Con tantos compromisos y bodas como los grandes eventos de los últimos años, cada vez vemos más propuestas alrededor de los anillos de compromiso. Y es que, si bien existen diseños que nunca pasan de moda y lo verdaderamente importante de cada sortija está en la intención con la que se entrega, la popularidad de las pedidas y las bodas ha llevado a muchas novias a buscar alternativas que se sientan más auténticas y personales.
Los diamantes nunca pasarán de moda; sin embargo, en la búsqueda de diseños originales que, al mismo tiempo, se adapten a la personalidad de quien llevará el anillo, cada vez son más las mujeres que se alejan del clásico diamante blanco para apostar por piedras con color y carácter.
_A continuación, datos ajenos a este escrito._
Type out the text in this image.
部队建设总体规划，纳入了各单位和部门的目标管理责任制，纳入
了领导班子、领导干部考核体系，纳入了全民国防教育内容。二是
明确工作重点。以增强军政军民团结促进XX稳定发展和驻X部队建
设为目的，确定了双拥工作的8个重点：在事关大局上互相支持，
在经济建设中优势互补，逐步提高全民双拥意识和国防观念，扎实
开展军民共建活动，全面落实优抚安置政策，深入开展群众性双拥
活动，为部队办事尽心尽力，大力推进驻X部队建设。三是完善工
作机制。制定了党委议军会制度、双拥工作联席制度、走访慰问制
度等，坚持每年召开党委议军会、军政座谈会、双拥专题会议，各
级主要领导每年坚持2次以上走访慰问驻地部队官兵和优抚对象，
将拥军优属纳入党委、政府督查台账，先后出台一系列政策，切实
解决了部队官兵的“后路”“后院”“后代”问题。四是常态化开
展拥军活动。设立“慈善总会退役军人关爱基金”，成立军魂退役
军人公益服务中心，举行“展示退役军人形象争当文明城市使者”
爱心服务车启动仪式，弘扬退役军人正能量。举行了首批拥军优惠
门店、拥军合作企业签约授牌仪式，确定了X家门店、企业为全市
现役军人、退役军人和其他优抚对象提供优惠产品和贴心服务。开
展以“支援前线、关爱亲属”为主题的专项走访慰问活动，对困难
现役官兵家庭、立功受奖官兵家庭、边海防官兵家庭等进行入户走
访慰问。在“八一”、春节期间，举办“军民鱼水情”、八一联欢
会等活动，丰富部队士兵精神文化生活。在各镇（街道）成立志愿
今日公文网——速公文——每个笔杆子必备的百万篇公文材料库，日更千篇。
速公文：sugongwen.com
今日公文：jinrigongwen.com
La revolución de los anillos de compromiso
Cada día vemos más compromisos, bodas y celebraciones alrededor del matrimonio, pero ninguna pareja tiene la misma historia de amor. Por eso, el anillo de compromiso también puede convertirse en una forma de expresar la personalidad de quienes lo llevan.
En un mundo en el que cada vez es más sencillo encontrar anillos con diamantes de laboratorio y diseños producidos a gran escala, surge también el deseo de llevar una pieza que se sienta especial, que no parezca una elección genérica y que represente quiénes somos. El famoso one of a kind se ha convertido en una de las grandes aspiraciones alrededor de las joyas de compromiso.
Lo hemos visto en las elecciones de diferentes celebridades, desde Gabbriette hasta Taylor Swift: mujeres con estilos completamente distintos que han apostado por sortijas que reflejan su personalidad y su historia de amor.
Ahora bien, hay quienes siempre preferirán una sortija de diseño clásico. Para ellas, pequeños detalles como el color de la piedra pueden hacer toda la diferencia. No es necesario alejarse demasiado de una silueta tradicional para darle un giro propio y, precisamente por eso, los diamantes en tonos café, champagne y cognac han comenzado a ganar protagonismo.
Los diamantes champagne y cognac
Los diamantes champagne y cognac son diamantes naturales que adquieren sus tonalidades marrones debido a características de su estructura interna que afectan la manera en que absorben y reflejan la luz. Estas tonalidades pueden ir desde los cafés más suaves y dorados hasta tonos más profundos, cercanos al cognac.
Uno de los yacimientos históricamente asociados con este tipo de diamantes fue la mina Argyle, en Australia, conocida especialmente por sus diamantes de colores. Sin embargo, hoy también existen alternativas creadas en laboratorio que pueden presentar tonalidades similares mediante procesos controlados durante su fabricación.
El resultado es una piedra que conserva la sofisticación de un diamante, pero se aleja del clásico blanco para ofrecer una alternativa mucho más cálida, inesperada y personal.
Y quizá ahí está precisamente su atractivo: para las brides-to-be que buscan un anillo tradicional, pero con un pequeño giro, el champagne podría convertirse en el nuevo blanco.